Christopher's Journey

Kitty: Let’s start with an introduction to your current role and institution.

I’m the Vice President for Student Affairs at Stockton University in New Jersey. We’re about one hour southeast of Philadelphia and two hours away from New York. 

Kitty: So what brought you to student affairs?

My experience as a first-generation college student. I got access to Higher Education through the Educational Opportunity Fund (EOF) program at Montclair State University. For the last 50 years, the EOF has been helping first-generation and working-class students to access college and university. Two questions have followed me throughout my career. Firstly, why aren’t there more students from backgrounds like mine? And second, why aren’t those students staying in college and finishing their degrees? It made me interested in helping students on a foundational level. At first, I didn’t aspire to get involved in student affairs, but during my journey, I worked with many inspirational people, some of whom looked like me. They showed me it was possible — it just shows how important representation really is.  

Kitty: I’d love to hear more about your work in success leadership. I understand that’s been a major focus of your career.

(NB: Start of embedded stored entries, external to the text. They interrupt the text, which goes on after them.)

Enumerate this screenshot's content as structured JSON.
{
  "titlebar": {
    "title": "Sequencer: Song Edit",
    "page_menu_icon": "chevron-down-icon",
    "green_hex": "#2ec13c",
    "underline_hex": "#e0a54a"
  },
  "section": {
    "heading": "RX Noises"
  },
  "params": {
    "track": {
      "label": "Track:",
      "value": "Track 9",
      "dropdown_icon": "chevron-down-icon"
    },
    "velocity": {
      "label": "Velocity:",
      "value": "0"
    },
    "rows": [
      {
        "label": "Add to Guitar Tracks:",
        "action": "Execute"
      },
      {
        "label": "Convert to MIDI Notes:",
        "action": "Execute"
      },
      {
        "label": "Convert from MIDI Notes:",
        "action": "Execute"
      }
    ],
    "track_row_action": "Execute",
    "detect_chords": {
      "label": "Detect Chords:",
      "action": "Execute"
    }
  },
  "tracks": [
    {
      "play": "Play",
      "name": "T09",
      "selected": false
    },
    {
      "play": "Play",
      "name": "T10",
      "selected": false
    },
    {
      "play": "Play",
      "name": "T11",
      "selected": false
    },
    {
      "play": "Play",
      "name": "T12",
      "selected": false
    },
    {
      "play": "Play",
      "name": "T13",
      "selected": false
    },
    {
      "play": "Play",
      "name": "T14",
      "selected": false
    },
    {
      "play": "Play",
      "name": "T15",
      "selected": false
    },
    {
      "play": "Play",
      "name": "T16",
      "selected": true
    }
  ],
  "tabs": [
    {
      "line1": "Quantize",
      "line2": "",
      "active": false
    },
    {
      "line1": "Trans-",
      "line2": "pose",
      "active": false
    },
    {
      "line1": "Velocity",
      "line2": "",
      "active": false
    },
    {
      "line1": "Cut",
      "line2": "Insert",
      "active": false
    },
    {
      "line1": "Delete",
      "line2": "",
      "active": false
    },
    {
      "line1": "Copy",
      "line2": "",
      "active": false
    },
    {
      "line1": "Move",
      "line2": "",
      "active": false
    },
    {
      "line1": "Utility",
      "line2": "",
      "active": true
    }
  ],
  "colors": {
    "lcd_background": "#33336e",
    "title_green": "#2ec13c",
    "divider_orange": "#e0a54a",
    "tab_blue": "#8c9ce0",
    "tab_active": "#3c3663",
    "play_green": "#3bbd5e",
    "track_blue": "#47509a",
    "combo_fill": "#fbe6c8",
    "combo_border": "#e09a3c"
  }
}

I get to work with tremendous colleagues and students to help shape a culture of success. To me, success leadership means thinking strategically about the resources available to students, the types of educators we need to recruit, the availability of learning opportunities, and the need for financial investment. We work with many other departments: academic affairs, environmental management, strategic planning, and more. The importance of facilities is very underrated: they help shape the environment where students learn. 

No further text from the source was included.